Very little had changed in the twelve or thirteen years since he had last set foot within it. The air in the long corridors had the same stale synthetic smell, the lighting fixtures were no more beautiful than they had been and still cast that sickly light, the walls were as drab as ever. One difference he noticed was that the guards at the various checkpoints were much younger—he would easily have believed that they were high-school boys and girls, though he suspected they actually were a little older than that—and some of the security procedures were different, now, too.

These days they screened people to see whether they had biochip implants in their arms, for example. “Sorry,” the Colonel said, grinning. “I’m not that modern.” But they screened him for implants anyway, and very thoroughly. And moved him on through pretty quickly after that, though the other three who had flown with him from California, the ruddy-bearded UCLA professor and the CalTech astronomer with the British accent and that lovely but somewhat dazed young dark-haired woman who had actually been held for a short time as a hostage aboard the alien spaceship, were kept back for more elaborate interrogation, as civilians usually were.
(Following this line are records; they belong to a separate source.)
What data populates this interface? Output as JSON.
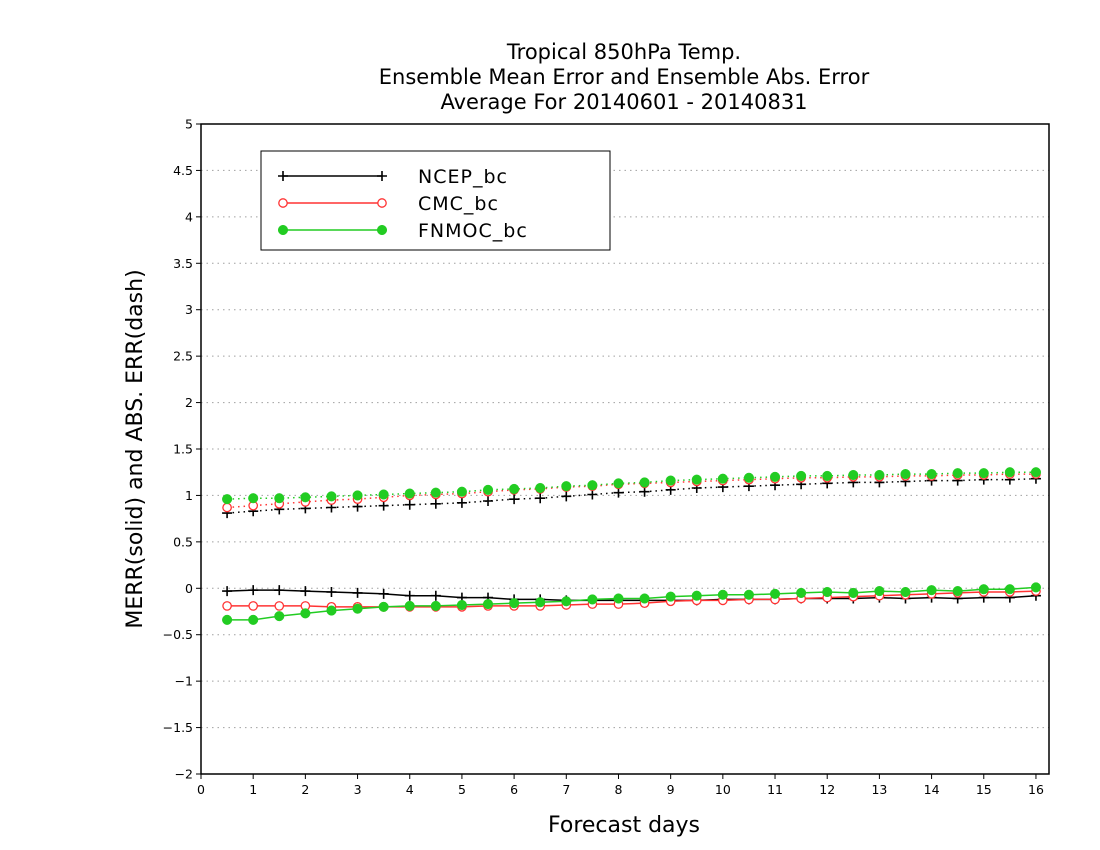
{
  "chart_data": {
    "type": "line",
    "title_lines": [
      "Tropical 850hPa Temp.",
      "Ensemble Mean Error and Ensemble Abs. Error",
      "Average For 20140601 - 20140831"
    ],
    "xlabel": "Forecast days",
    "ylabel": "MERR(solid) and ABS. ERR(dash)",
    "xlim": [
      0,
      16.25
    ],
    "ylim": [
      -2,
      5
    ],
    "xticks": [
      0,
      1,
      2,
      3,
      4,
      5,
      6,
      7,
      8,
      9,
      10,
      11,
      12,
      13,
      14,
      15,
      16
    ],
    "yticks": [
      -2,
      -1.5,
      -1,
      -0.5,
      0,
      0.5,
      1,
      1.5,
      2,
      2.5,
      3,
      3.5,
      4,
      4.5,
      5
    ],
    "ytick_labels": [
      "−2",
      "−1.5",
      "−1",
      "−0.5",
      "0",
      "0.5",
      "1",
      "1.5",
      "2",
      "2.5",
      "3",
      "3.5",
      "4",
      "4.5",
      "5"
    ],
    "grid": "horizontal dotted",
    "legend_position": "top-left",
    "x": [
      0.5,
      1,
      1.5,
      2,
      2.5,
      3,
      3.5,
      4,
      4.5,
      5,
      5.5,
      6,
      6.5,
      7,
      7.5,
      8,
      8.5,
      9,
      9.5,
      10,
      10.5,
      11,
      11.5,
      12,
      12.5,
      13,
      13.5,
      14,
      14.5,
      15,
      15.5,
      16
    ],
    "series": [
      {
        "name": "NCEP_bc",
        "color": "#000000",
        "marker": "plus",
        "merr": [
          -0.03,
          -0.02,
          -0.02,
          -0.03,
          -0.04,
          -0.05,
          -0.06,
          -0.08,
          -0.08,
          -0.1,
          -0.1,
          -0.12,
          -0.12,
          -0.13,
          -0.13,
          -0.13,
          -0.13,
          -0.13,
          -0.13,
          -0.12,
          -0.12,
          -0.12,
          -0.11,
          -0.11,
          -0.11,
          -0.1,
          -0.11,
          -0.1,
          -0.11,
          -0.1,
          -0.1,
          -0.08
        ],
        "abs_err": [
          0.81,
          0.83,
          0.85,
          0.86,
          0.87,
          0.88,
          0.89,
          0.9,
          0.91,
          0.92,
          0.94,
          0.96,
          0.97,
          0.99,
          1.01,
          1.03,
          1.04,
          1.06,
          1.08,
          1.09,
          1.1,
          1.11,
          1.12,
          1.13,
          1.14,
          1.14,
          1.15,
          1.16,
          1.16,
          1.17,
          1.17,
          1.18
        ]
      },
      {
        "name": "CMC_bc",
        "color": "#ff3333",
        "marker": "open-circle",
        "merr": [
          -0.19,
          -0.19,
          -0.19,
          -0.19,
          -0.2,
          -0.2,
          -0.2,
          -0.2,
          -0.2,
          -0.2,
          -0.19,
          -0.19,
          -0.19,
          -0.18,
          -0.17,
          -0.17,
          -0.16,
          -0.14,
          -0.13,
          -0.13,
          -0.12,
          -0.12,
          -0.11,
          -0.1,
          -0.09,
          -0.08,
          -0.07,
          -0.06,
          -0.05,
          -0.04,
          -0.04,
          -0.03
        ],
        "abs_err": [
          0.87,
          0.89,
          0.91,
          0.93,
          0.95,
          0.96,
          0.98,
          1.0,
          1.01,
          1.02,
          1.04,
          1.06,
          1.07,
          1.09,
          1.1,
          1.12,
          1.13,
          1.14,
          1.15,
          1.16,
          1.17,
          1.18,
          1.19,
          1.19,
          1.2,
          1.2,
          1.21,
          1.21,
          1.22,
          1.22,
          1.23,
          1.23
        ]
      },
      {
        "name": "FNMOC_bc",
        "color": "#22cc22",
        "marker": "filled-circle",
        "merr": [
          -0.34,
          -0.34,
          -0.3,
          -0.27,
          -0.24,
          -0.22,
          -0.2,
          -0.19,
          -0.19,
          -0.18,
          -0.17,
          -0.16,
          -0.15,
          -0.14,
          -0.12,
          -0.11,
          -0.11,
          -0.09,
          -0.08,
          -0.07,
          -0.07,
          -0.06,
          -0.05,
          -0.04,
          -0.05,
          -0.03,
          -0.04,
          -0.02,
          -0.03,
          -0.01,
          -0.01,
          0.01
        ],
        "abs_err": [
          0.96,
          0.97,
          0.97,
          0.98,
          0.99,
          1.0,
          1.01,
          1.02,
          1.03,
          1.04,
          1.06,
          1.07,
          1.08,
          1.1,
          1.11,
          1.13,
          1.14,
          1.16,
          1.17,
          1.18,
          1.19,
          1.2,
          1.21,
          1.21,
          1.22,
          1.22,
          1.23,
          1.23,
          1.24,
          1.24,
          1.25,
          1.25
        ]
      }
    ]
  }
}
As he approached the meeting room itself, the Colonel began to ratchet himself up a couple of gears, getting himself up to speed for whatever lay ahead.

Once upon a time, some thirty years ago, he had been part of the strategic planning team in Saigon, helping to run a war that could not possibly have been won, coping on a day-by-day basis with the task of tracking down the worms that kept wriggling up through the quicksand and trying to put them in their proper cans, while simultaneously searching for the light at the end of the tunnel. He had distinguished himself pretty considerably in that capacity, which was why he had started his Vietnam tour as a second lieutenant and finished it as a major, with further promotions ahead.

But he had given all that high-powered stuff up, long ago, first for a post-Vietnam doctorate in Asian studies and a teaching appointment at the Academy, and then, after his wife’s death, for the quiet life of a fuddy-duddy walnut farmer in the hills above Santa Barbara. He was, here and now in the charming first decade of the charming twenty-first century, too far out of things to know or care much about the contemporary world, having participated neither in the glorious Net that everybody was plugged into, nor the even newer and glitzier world of biochip implants, nor, in fact, anything else of importance that had happened since about 1995.

Today, though, he needed to reactivate his thinking cap and call upon the smarts that had been at his command in the good old days of the epic battle for the hearts and minds of those pleasant but complicated people out there in the rice paddies of the Mekong Delta.